Articles by "SUSURLUK"
SUSURLUK etiketine sahip kayıtlar gösteriliyor. Tüm kayıtları göster


Bu soruyu sanırım bugünlerde Kasımpaşasporlular ve tüm Kasımpaşalılar kendilerine soruyordur. Cevabı ise siz vereceksiniz.
Geçtiğimiz ekim ayında Kasımpaşaspor’u satın alan Ciner Medya Grubun sahibi Turgay Ciner, takımın süper lige çıkmasından sonra yeni yönetim kurulunu açıkladı. Yönetimde kimler yok ki…

Aslında Kasımpaşaspor’un kaderi AKP’nin iktidar olmasıyla değişmişti. Kasımpaşalı olan Başbakan Tayyip Erdoğan, semtinin spor kulübüne vefasını göstermiş, yeni bir stad yaptırmış ve süper lige çıkmasını canı gönülden isteyerek bunu yüksek sesle dile getirmişti. 2007 yılında bu rüzgârla süper lige çıkan Kasımpaşaspor, yükselmesiyle düşmesi bir oldu.
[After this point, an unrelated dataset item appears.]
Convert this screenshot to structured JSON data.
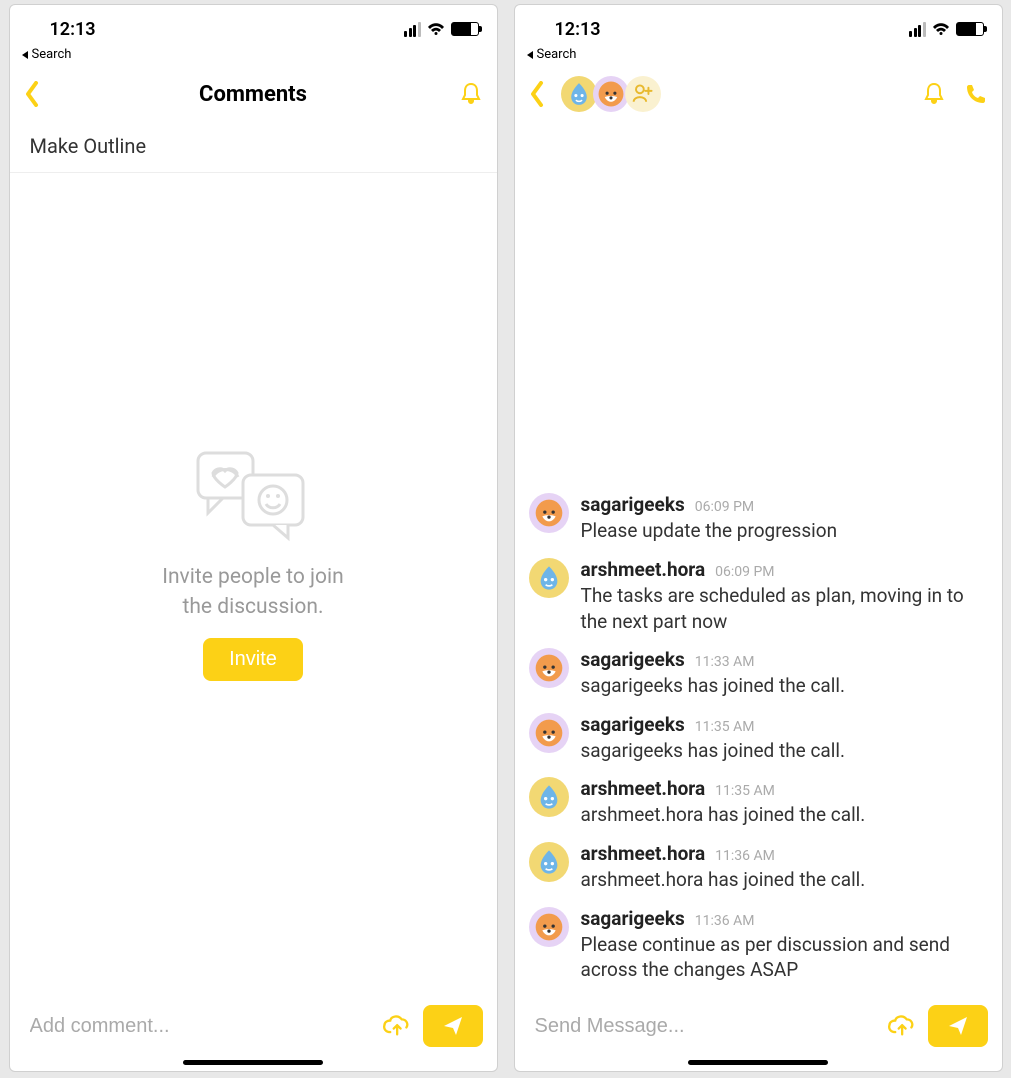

İşadamı Turgay Ciner, Kasımpaşaspor’un imdadına yetişerek, 2011 ekim ayında kulübü satın aldı. Takım bir kez daha şaha kalkarak, süper lige çıkmaya hak kazandı.
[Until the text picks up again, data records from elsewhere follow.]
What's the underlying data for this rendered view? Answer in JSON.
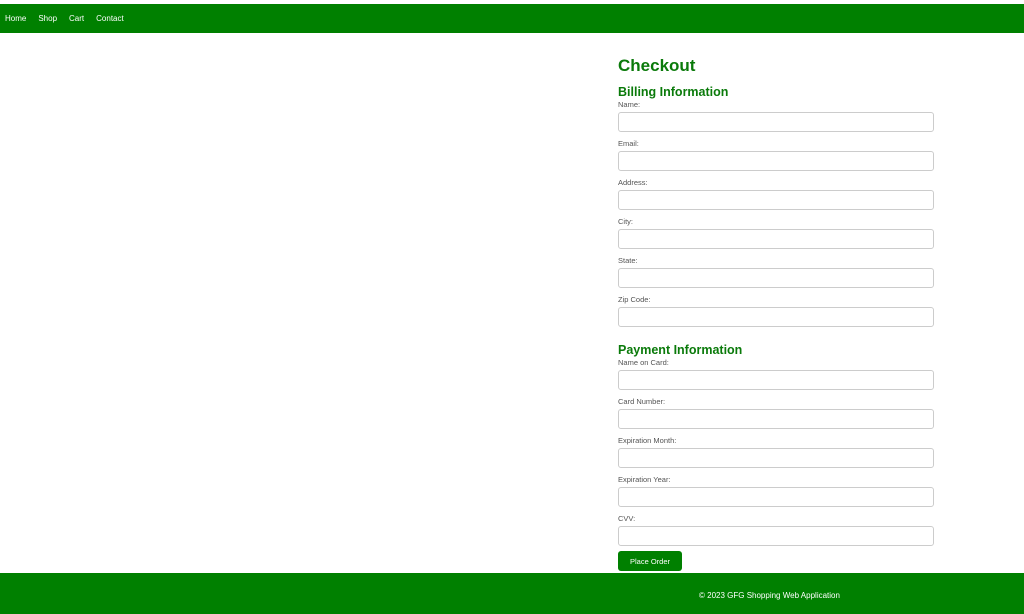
{
  "nav": {
    "items": [
      {
        "label": "Home"
      },
      {
        "label": "Shop"
      },
      {
        "label": "Cart"
      },
      {
        "label": "Contact"
      }
    ]
  },
  "checkout": {
    "title": "Checkout",
    "billing": {
      "heading": "Billing Information",
      "fields": {
        "name": {
          "label": "Name:",
          "value": ""
        },
        "email": {
          "label": "Email:",
          "value": ""
        },
        "address": {
          "label": "Address:",
          "value": ""
        },
        "city": {
          "label": "City:",
          "value": ""
        },
        "state": {
          "label": "State:",
          "value": ""
        },
        "zip": {
          "label": "Zip Code:",
          "value": ""
        }
      }
    },
    "payment": {
      "heading": "Payment Information",
      "fields": {
        "card_name": {
          "label": "Name on Card:",
          "value": ""
        },
        "card_number": {
          "label": "Card Number:",
          "value": ""
        },
        "exp_month": {
          "label": "Expiration Month:",
          "value": ""
        },
        "exp_year": {
          "label": "Expiration Year:",
          "value": ""
        },
        "cvv": {
          "label": "CVV:",
          "value": ""
        }
      }
    },
    "submit_label": "Place Order"
  },
  "footer": {
    "text": "© 2023 GFG Shopping Web Application"
  },
  "colors": {
    "brand_green": "#008000",
    "heading_green": "#0a7a0a"
  }
}
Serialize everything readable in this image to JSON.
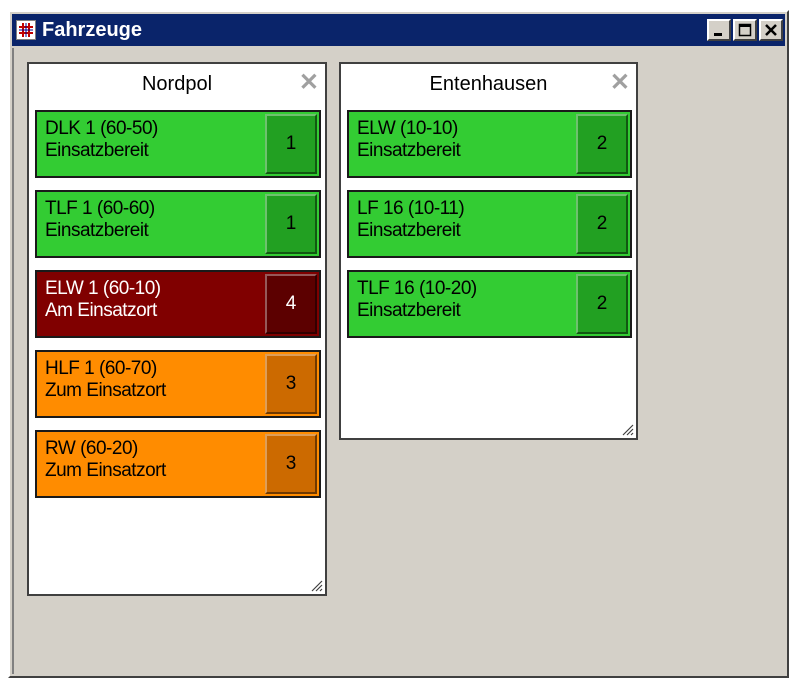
{
  "window": {
    "title": "Fahrzeuge",
    "icon": "grid-app-icon",
    "controls": [
      "minimize-icon",
      "maximize-icon",
      "close-icon"
    ]
  },
  "colors": {
    "einsatzbereit": "#33cc33",
    "einsatzbereit_num": "#22a022",
    "am_einsatzort": "#800000",
    "am_einsatzort_num": "#5c0000",
    "zum_einsatzort": "#ff8c00",
    "zum_einsatzort_num": "#cc6a00"
  },
  "panels": [
    {
      "title": "Nordpol",
      "close": "✕",
      "vehicles": [
        {
          "name": "DLK 1 (60-50)",
          "status": "Einsatzbereit",
          "num": "1"
        },
        {
          "name": "TLF 1 (60-60)",
          "status": "Einsatzbereit",
          "num": "1"
        },
        {
          "name": "ELW 1 (60-10)",
          "status": "Am Einsatzort",
          "num": "4"
        },
        {
          "name": "HLF 1 (60-70)",
          "status": "Zum Einsatzort",
          "num": "3"
        },
        {
          "name": "RW (60-20)",
          "status": "Zum Einsatzort",
          "num": "3"
        }
      ]
    },
    {
      "title": "Entenhausen",
      "close": "✕",
      "vehicles": [
        {
          "name": "ELW (10-10)",
          "status": "Einsatzbereit",
          "num": "2"
        },
        {
          "name": "LF 16 (10-11)",
          "status": "Einsatzbereit",
          "num": "2"
        },
        {
          "name": "TLF 16 (10-20)",
          "status": "Einsatzbereit",
          "num": "2"
        }
      ]
    }
  ]
}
Ciner geçtiğimiz gün Kasımpaşaspor’un yeni yönetim kurulunu açıklarken, akıllarda birçok soru işareti de beliriyordu. Liste çok enteresan isimlerden oluşuyor:
Turgay Ciner
Zafer Yıldırım
Hasan Hilmi Öksüz
Can Kaymak
Ahmet Misbah Demircan
İhsan Kalkavan
Mübariz Mansimov Gurbanoğlu
Mehmet Turgut Yılmaz
Mehmet Fatih Saraç

Turgay Ciner:  Adı Susurluk Raporu'nda uyuşturucu kaçakçılarıyla birlikte geçen Ciner'in hızlı yükselişi ve servetinin kaynağı hakkında ciddi iddialar var.
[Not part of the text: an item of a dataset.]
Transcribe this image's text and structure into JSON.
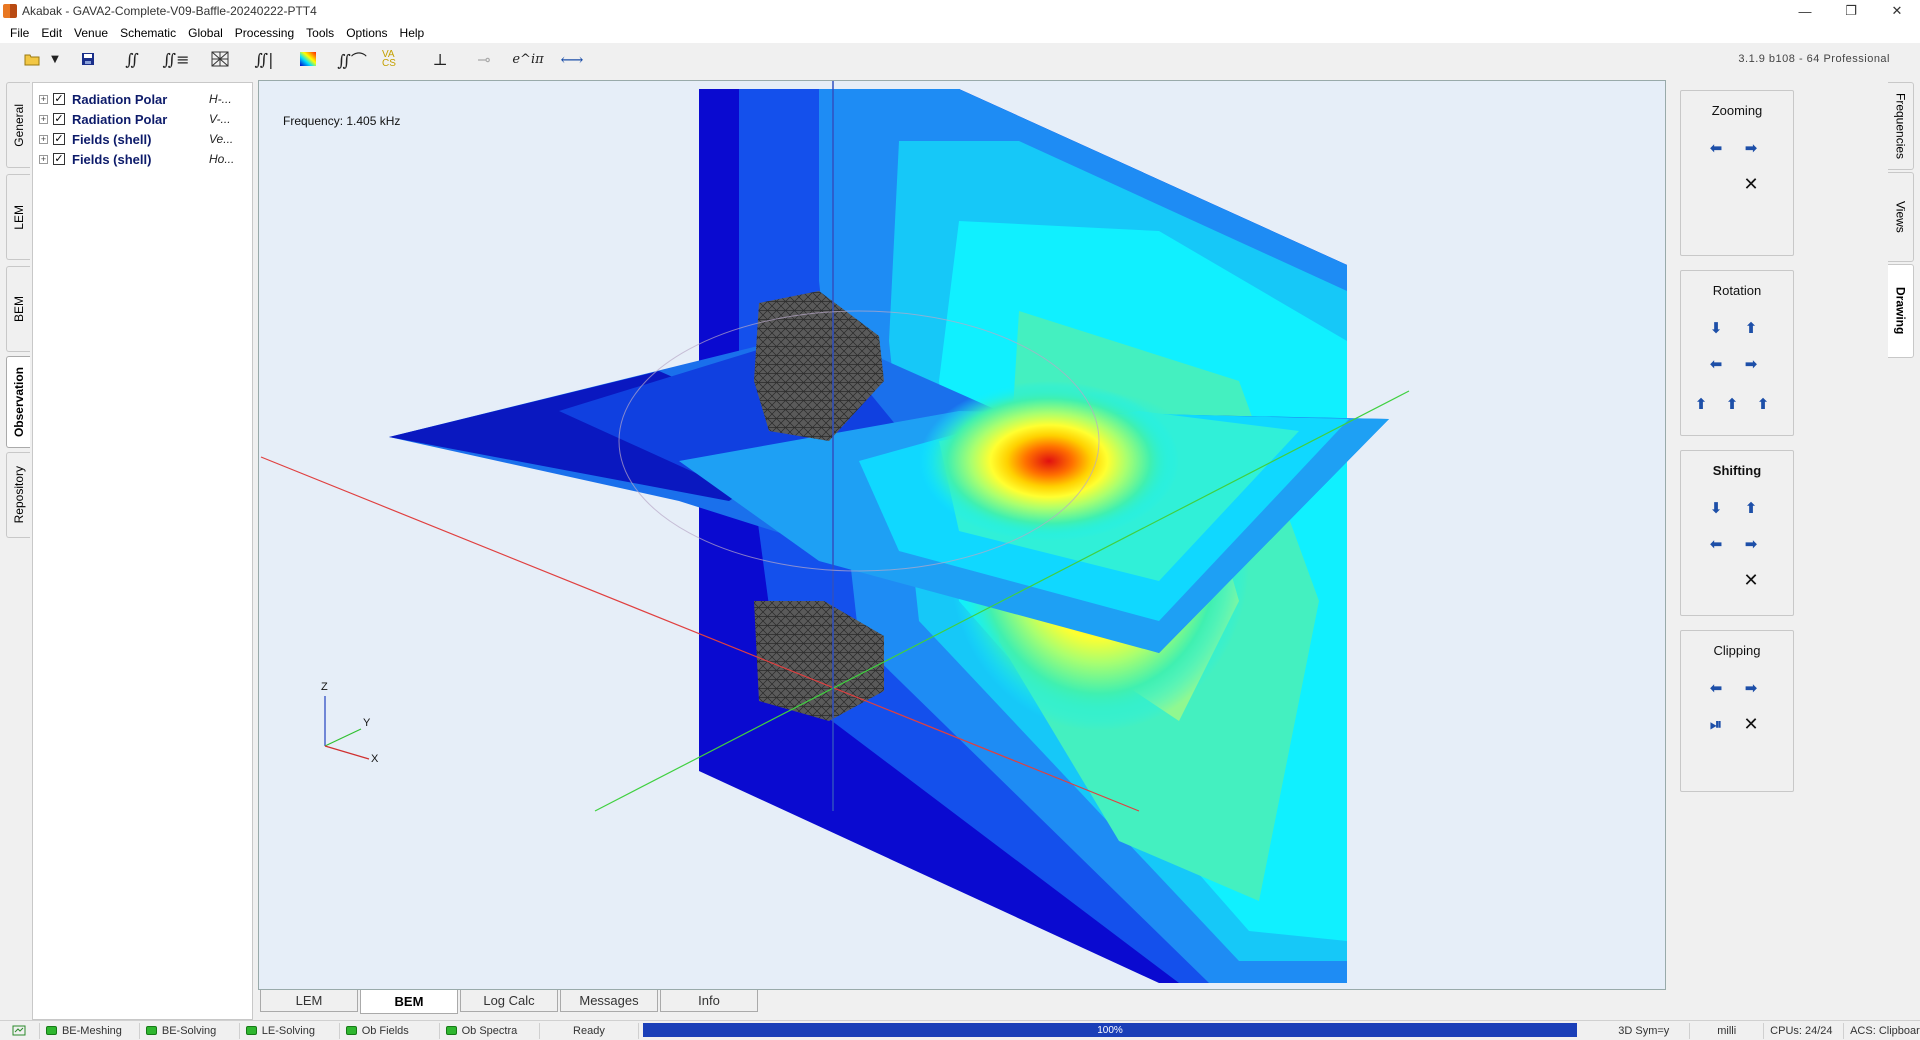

(Turgay Ciner'in siyaset ve brokrasi sahnesindeki dostları arasında Mehmet Ağar, Turgut Özal, Hüsamettin Özkan, Mesut ve Turgut Yılmaz, Çevik Bir (aynı zamanda tenis arkadaşı), Ünal Korukçu gibi isimler bulunuyor. Turgay Ciner’in yanında çalışan isimler arasında; Özal'ın Yabancı Sermaye Dairesi Başkanı ve Dış Ticaret Müşteşarı Namık Kemal Kılıç, THY Yönetim Kurulu Başkanı eski pilot Atilla Çelebi, Kamu Ortaklığı İdaresi eski başkanı Tezcan Yaramancı, Enerji Bakanlığı eski Müşteşarı Uğur Doğan, Sivil Havacılık Genel Müdürü A. Kayıhan Kabadayı, Özal'ın özelleştirme prensleri Ökkeş Özuygur ve Süleyman Yaşar, Mehmet Ağar'a çok yakın olduğu söylenen eski MİT görevlisi Kemal Hacıbeyoğlu gibi isimler var. - http://www.atin.org/detail.asp?cmd=articledetail&articleid=430
Mehmet Fatih Saraç: Kamuoyu onu BİM marketler zincirini kuran kişi olarak tanıdı. Daha sonra El Kaide bağlantılı, Yasin Abdullah El Kadı ile ortaklığı bulunduğunu öğrendik. Fatih Saraç’ı ilk kez 1998 yılında Sarıyer’deki triplex villasına gidince tanımaya başladım. Villa, içinde yüzme havuzu ve meyve ağaçlarıyla boğaza göz kırpıyordu. Suudi Arabistan eski petrol bakanlarından biriyle görüşmek için oradaydım. Suudi bakan, iki eşi ve çocuklarıyla bu villada senede bir ay kalırmış. Villanın Saraç adına kayıtlı olduğunu ve kendisinin burada yaşamadığını daha sonra öğrendim. Saraç birkaç sokak aşağıda daha görkemli villada yaşıyordu. Aynı zamanda Saraç, Nisan 2012’de kurulan ve ortakları arasında 3 üst düzey Ciner yöneticisinin de bulunduğu UCZ Mağazacılık Tic. AŞ’nin de yönetim kurulu başkanı.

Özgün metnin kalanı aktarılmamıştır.